Ayorinde A, Mensah DO, Walsh J, Ghosh I, Ibrahim SA, Hogg J, Peek N, Griffiths F
Health Care Professionals’ Experience of Using AI: Systematic Review with Narrative Synthesis. J Med Internet Res 2024;26: e55766. doi: 10.2196/55766
Healthcare professionals' experience of using AI
Why it matters
There has been significant development in AI tools designed to help with clinical decisions in recent years. In the past, most of these tools relied on rules defined by medical experts, but many of the recent tools use machine learning to produce their outputs.
For healthcare professionals to adopt new technology, they need to be able to trust it and understand how it can help patients or improve care. However, when it comes to machine-learning-based clinical tools, these factors aren’t well understood. This study aimed to review published literature on healthcare professionals’ experiences of using machine learning tools to support their clinical decision-making.
What we found
Healthcare professionals’ opinions about AI tools, and how much value they added to clinical decision-making, were varied. A substantial number of healthcare professionals also had concerns about how accurate AI tools, or their recommendations, were.
While some people believed that AI offered added value and that the new tools could improve decision-making, others felt that they simply served to confirm their own clinical judgment, and some said they didn’t find AI tools useful at all.
We identified seven main themes:
- Understanding how AI is used.
- The amount of trust and confidence people have in AI tools.
- Judging the added value of AI.
- The availability of data and the limitations of AI.
- Balancing time and other priorities.
- Concerns about AI governance.
- Working together to support the use of AI tools.

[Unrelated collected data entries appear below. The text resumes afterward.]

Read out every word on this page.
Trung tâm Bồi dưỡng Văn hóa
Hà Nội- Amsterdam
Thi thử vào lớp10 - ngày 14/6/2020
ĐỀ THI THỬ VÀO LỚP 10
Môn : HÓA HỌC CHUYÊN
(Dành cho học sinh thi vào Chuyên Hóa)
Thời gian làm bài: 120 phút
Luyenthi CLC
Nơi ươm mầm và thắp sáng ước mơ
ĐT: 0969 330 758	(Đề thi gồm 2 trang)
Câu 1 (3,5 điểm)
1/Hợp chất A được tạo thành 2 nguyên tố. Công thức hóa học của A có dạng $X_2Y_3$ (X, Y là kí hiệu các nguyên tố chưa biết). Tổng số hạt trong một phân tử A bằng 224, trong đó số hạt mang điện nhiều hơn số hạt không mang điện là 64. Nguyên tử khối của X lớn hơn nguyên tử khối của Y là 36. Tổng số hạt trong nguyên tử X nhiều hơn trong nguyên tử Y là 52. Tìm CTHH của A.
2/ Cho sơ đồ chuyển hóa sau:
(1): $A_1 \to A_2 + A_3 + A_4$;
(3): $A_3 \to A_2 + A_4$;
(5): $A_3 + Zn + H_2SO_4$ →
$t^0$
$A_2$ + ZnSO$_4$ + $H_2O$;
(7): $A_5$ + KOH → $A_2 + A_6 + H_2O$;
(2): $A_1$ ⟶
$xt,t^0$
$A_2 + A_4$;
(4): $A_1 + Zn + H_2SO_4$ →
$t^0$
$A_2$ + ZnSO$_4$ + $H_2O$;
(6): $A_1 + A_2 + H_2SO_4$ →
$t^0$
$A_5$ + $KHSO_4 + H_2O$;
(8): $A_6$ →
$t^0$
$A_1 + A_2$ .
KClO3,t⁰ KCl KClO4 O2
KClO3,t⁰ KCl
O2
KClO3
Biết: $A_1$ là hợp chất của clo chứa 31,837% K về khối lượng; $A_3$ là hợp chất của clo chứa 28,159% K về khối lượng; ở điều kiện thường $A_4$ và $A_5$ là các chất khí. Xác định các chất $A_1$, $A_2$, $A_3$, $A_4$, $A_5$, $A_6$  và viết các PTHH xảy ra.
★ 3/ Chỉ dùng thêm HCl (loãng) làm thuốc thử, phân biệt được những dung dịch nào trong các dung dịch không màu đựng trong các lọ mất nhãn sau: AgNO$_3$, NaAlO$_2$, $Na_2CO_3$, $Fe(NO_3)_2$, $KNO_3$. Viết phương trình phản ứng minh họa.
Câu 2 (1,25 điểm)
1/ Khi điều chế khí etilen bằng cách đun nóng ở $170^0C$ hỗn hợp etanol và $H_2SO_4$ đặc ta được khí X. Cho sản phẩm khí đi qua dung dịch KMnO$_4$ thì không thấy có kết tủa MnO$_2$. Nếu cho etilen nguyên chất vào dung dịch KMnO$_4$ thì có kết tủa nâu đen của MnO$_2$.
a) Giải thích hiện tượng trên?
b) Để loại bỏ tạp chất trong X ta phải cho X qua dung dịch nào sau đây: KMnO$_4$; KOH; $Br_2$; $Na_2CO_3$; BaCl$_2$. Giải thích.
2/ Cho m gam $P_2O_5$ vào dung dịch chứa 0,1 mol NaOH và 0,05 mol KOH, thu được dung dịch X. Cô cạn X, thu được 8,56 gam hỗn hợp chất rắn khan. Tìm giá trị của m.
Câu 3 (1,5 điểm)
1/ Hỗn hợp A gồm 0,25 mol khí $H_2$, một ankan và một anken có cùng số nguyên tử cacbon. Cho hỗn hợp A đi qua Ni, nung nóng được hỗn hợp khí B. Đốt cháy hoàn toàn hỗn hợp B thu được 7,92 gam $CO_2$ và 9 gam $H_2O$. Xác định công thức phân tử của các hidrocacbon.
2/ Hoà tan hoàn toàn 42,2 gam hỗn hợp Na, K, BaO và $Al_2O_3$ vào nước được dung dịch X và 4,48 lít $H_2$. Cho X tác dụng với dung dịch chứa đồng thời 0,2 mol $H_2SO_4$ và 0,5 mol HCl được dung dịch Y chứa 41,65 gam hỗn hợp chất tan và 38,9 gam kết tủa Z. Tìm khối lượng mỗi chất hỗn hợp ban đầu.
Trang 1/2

Some healthcare professionals were concerned that they didn’t fully understand how AI works. This included not understanding the results AI produced, how the algorithms work, or the reasoning behind those results. This confusion is mainly due to the lack of transparency in AI systems that aren’t based on clear, knowledge-based rules.
Some healthcare professionals also expressed a lack of trust in AI tools, suggesting that they found it especially hard to be confident if AI results differed from their own. There was a reluctance to rely on AI tools alone, with some saying that they wouldn’t exclusively rely on AI tools as they were responsible for their patients’ care – they didn’t feel they had enough trust in machine-led tools. Some studies found a lack of clear, useful guidance or next steps from AI tools reduced their value in clinical decision-making, while some people suggested that the data used by the tools could lead to more inequity as some disadvantaged populations weren’t routinely represented in health datasets.
Many of the challenges we found might be eased by involving stakeholders like healthcare professionals, patients, and regulators in the design and development of AI systems. By working with these groups early on, developers can better understand the practical needs and concerns of healthcare providers, helping to create AI tools that are more useful in real-world settings.
Regular testing and evaluation of AI tools will be crucial for gathering accurate data, as will education and training that provides professionals with the knowledge and skills needed to confidently and effectively use AI in their work. As AI development improves, future research can then focus on identifying any unintended consequences of using AI in everyday clinical practice.